Disney also decided to drop ‘And The Seven Dwarfs’ from the original’s title and chose to animate the dwarfs – while delays and reshoots also ran up costs.
The film has become ‘one of the most troubled projects in Disney’s 102-year history,’ according to The New York Times.
Reviews have been scathing – the Guardian called it ‘toe-curlingly terrible’ – while others were a bit kinder, with The Washington Post calling it ‘surprisingly entertaining’.
‘While it’s a disappointing opening weekend, we can’t write off the film’s performance until we see how it holds up in the coming weeks,’ said Daniel Loria, senior vice president at the Boxoffice Company.
Focus Features’ spy thriller Black Bag, starring Michael Fassbender and Cate Blanchett, was up from the previous weekend to second place in the US, earning $4.4million, industry watcher Exhibitor Relations reported yesterday.
In third place, also up one spot from the prior weekend, was Marvel and Disney’s Captain America: Brave New World at $4.1million. Anthony Mackie and Harrison Ford star in the latest instalment in the Marvel Cinematic Universe.

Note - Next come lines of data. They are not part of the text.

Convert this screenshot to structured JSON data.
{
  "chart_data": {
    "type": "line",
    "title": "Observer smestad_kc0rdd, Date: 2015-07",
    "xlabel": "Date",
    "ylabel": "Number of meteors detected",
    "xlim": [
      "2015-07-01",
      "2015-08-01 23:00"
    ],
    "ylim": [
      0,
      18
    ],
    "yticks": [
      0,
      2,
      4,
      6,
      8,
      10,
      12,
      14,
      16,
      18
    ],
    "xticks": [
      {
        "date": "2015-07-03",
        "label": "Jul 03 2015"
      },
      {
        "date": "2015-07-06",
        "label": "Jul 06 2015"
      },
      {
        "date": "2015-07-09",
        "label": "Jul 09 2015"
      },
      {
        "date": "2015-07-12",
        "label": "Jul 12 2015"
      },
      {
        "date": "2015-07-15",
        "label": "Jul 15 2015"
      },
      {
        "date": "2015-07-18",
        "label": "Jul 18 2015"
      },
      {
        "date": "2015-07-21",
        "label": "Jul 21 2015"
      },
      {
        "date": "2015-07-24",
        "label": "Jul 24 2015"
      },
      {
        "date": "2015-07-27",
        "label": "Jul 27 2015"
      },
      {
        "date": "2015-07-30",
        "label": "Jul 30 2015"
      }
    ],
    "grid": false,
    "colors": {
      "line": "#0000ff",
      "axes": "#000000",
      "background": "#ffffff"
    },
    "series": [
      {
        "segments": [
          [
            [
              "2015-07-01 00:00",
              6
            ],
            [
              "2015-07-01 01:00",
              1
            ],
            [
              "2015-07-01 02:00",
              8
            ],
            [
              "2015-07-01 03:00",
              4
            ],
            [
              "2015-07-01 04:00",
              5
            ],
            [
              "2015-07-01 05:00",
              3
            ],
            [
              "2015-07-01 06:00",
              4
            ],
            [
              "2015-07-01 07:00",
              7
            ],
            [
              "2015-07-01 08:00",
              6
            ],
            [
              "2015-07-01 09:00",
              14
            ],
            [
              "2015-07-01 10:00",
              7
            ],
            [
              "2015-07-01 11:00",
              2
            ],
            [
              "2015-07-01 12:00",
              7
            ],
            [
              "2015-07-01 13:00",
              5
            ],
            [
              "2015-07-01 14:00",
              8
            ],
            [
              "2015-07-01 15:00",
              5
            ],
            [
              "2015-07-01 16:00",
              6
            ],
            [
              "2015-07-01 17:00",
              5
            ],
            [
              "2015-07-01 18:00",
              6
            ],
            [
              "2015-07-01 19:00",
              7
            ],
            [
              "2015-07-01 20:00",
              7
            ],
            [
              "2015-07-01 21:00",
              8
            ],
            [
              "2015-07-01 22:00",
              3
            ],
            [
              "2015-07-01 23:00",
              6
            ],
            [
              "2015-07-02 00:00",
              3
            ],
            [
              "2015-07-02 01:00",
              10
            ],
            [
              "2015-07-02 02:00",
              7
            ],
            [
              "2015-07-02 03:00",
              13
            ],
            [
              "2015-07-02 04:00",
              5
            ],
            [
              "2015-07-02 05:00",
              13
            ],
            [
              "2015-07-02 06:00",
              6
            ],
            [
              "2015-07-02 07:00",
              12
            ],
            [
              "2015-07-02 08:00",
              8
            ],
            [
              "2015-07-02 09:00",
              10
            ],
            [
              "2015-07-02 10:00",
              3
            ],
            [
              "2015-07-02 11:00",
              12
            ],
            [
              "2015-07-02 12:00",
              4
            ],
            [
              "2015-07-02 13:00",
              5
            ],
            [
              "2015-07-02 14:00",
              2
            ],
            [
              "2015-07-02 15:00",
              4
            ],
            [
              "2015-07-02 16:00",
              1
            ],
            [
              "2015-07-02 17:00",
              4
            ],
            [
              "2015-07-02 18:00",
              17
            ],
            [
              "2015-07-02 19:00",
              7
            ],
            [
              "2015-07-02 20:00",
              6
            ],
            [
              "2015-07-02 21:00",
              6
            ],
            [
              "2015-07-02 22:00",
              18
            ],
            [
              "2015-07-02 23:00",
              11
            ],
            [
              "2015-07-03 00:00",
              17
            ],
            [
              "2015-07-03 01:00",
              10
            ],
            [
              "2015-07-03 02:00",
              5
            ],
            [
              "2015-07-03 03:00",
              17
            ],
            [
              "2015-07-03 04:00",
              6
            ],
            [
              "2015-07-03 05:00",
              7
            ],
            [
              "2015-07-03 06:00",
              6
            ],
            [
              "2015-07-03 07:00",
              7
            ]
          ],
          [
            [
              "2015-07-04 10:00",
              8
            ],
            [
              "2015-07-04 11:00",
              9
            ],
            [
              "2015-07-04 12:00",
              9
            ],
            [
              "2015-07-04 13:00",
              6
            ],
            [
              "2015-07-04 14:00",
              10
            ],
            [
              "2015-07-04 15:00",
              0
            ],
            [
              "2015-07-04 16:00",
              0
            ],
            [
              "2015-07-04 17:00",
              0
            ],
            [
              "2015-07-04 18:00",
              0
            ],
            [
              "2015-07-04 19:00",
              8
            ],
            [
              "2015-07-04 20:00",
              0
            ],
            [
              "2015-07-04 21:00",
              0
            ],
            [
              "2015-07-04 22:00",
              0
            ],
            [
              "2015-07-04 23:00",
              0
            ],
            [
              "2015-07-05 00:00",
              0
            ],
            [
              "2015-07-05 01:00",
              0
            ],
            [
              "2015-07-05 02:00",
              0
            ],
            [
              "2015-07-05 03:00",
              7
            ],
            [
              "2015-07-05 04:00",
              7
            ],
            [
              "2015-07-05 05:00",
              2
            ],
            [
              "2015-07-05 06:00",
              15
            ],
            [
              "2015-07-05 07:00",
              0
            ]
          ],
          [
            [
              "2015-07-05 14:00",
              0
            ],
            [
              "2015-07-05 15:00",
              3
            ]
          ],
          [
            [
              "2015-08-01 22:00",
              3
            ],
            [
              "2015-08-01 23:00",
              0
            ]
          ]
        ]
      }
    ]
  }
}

Black comedy Mickey 17 from Oscar-winning director Bong Joon-ho slipped to fourth place, at $3.9million.
Robert Pattinson, Steven Yeun, Toni Collette and Mark Ruffalo feature in the Warner Bros. sci-fi tale about the lives – and deaths – around a man who volunteers for hazardous space missions.
And last weekend’s leader, Paramount’s action-comedy Novocaine, suffered a drop in ticket sales, taking in just $3.8million.